Red Hat did not respond to CRN’s request for comment on the matter by press time.

IBM-Red Hat Layoffs

In one of the largest tech acquisitions in history, IBM acquired Red Hat in 2019 for $34 billion. As part of the blockbuster merger, IBM pledged to respect Red Hat’s neutrality.

Earlier this year, IBM confirmed it planned to lay off between 1 percent and 1.5 percent of its global 260,000 workforce. This means around 3,900 employees will be let go.

IBM told CRN at the time that the layoffs are related to the Kyndryl spinoff and health-care divestiture and not based on 2022 performance or 2023 expectations.

Matt Hicks was appointed CEO of Red Hat in July 2022.

Tech Layoffs 2023

Red Hat is hardly the first technology company to lay off employees in 2023.

From Amazon Web Services and Microsoft to SADA and CDW, IT companies of all shapes and sizes are laying off hundreds, sometimes thousands of employees.

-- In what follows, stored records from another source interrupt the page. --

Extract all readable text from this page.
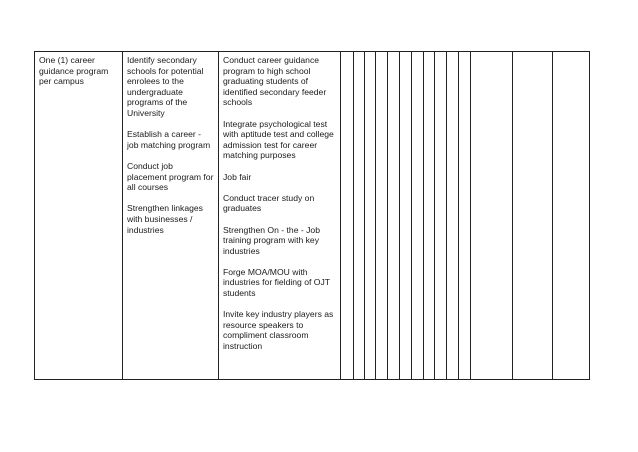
One (1) career guidance program per campus

Identify secondary schools for potential enrolees to the undergraduate programs of the University
Establish a career - job matching program
Conduct job placement program for all courses
Strengthen linkages with businesses / industries

Conduct career guidance program to high school graduating students of identified secondary feeder schools
Integrate psychological test with aptitude test and college admission test for career matching purposes
Job fair
Conduct tracer study on graduates
Strengthen On - the - Job training program with key industries
Forge MOA/MOU with industries for fielding of OJT students
Invite key industry players as resource speakers to compliment classroom instruction
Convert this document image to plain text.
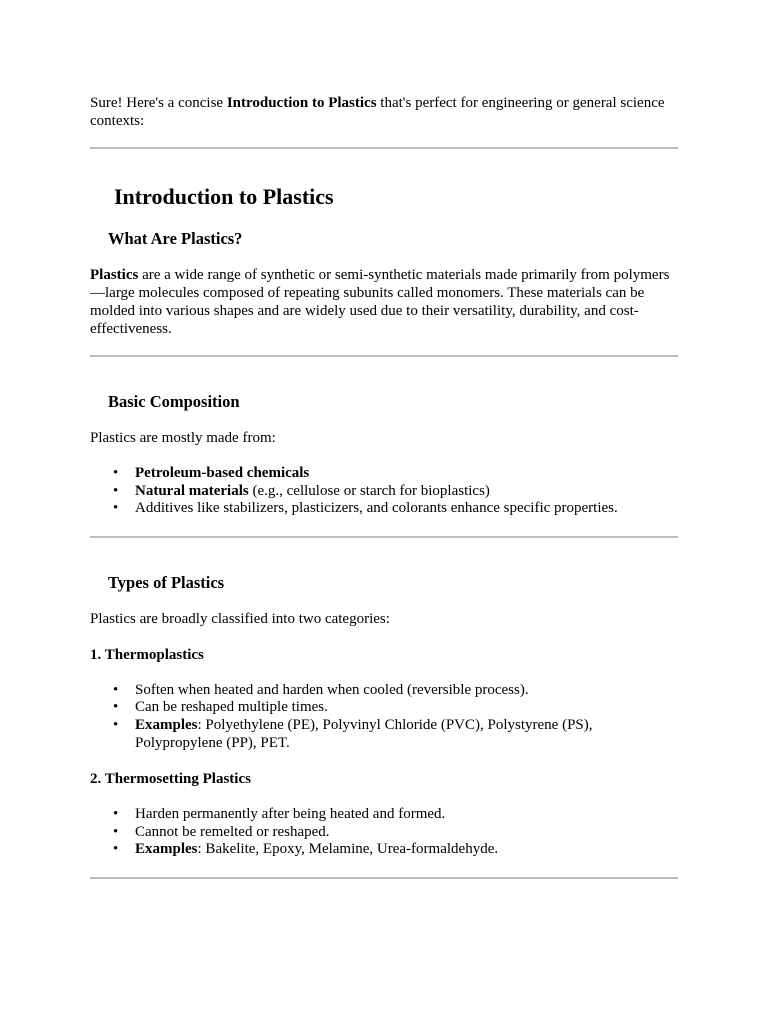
Sure! Here's a concise Introduction to Plastics that's perfect for engineering or general science contexts:

Introduction to Plastics
What Are Plastics?

Plastics are a wide range of synthetic or semi-synthetic materials made primarily from polymers—large molecules composed of repeating subunits called monomers. These materials can be molded into various shapes and are widely used due to their versatility, durability, and cost-effectiveness.

Basic Composition

Plastics are mostly made from:

• Petroleum-based chemicals
• Natural materials (e.g., cellulose or starch for bioplastics)
• Additives like stabilizers, plasticizers, and colorants enhance specific properties.
Types of Plastics

Plastics are broadly classified into two categories:

1. Thermoplastics
• Soften when heated and harden when cooled (reversible process).
• Can be reshaped multiple times.
• Examples: Polyethylene (PE), Polyvinyl Chloride (PVC), Polystyrene (PS), Polypropylene (PP), PET.
2. Thermosetting Plastics
• Harden permanently after being heated and formed.
• Cannot be remelted or reshaped.
• Examples: Bakelite, Epoxy, Melamine, Urea-formaldehyde.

Many CEOs are citing hiring too many employees during 2021 and 2022 as demand for IT solutions exploded during the COVID-19 pandemic as a main reason for letting employees go now.

“Everyone just kept hiring, hiring and hiring, whether it made any sense or not. There was no downside to it. And all anyone cared about was growth at any cost,” said Aviatrix CEO Steve Mullaney in a recent interview with CRN. “Then last summer hits. All of a sudden everybody then says, ‘Well now, hang on. That’s not the way the world works anymore. You actually have to be profitable.’ It’s going back to what’s normal.”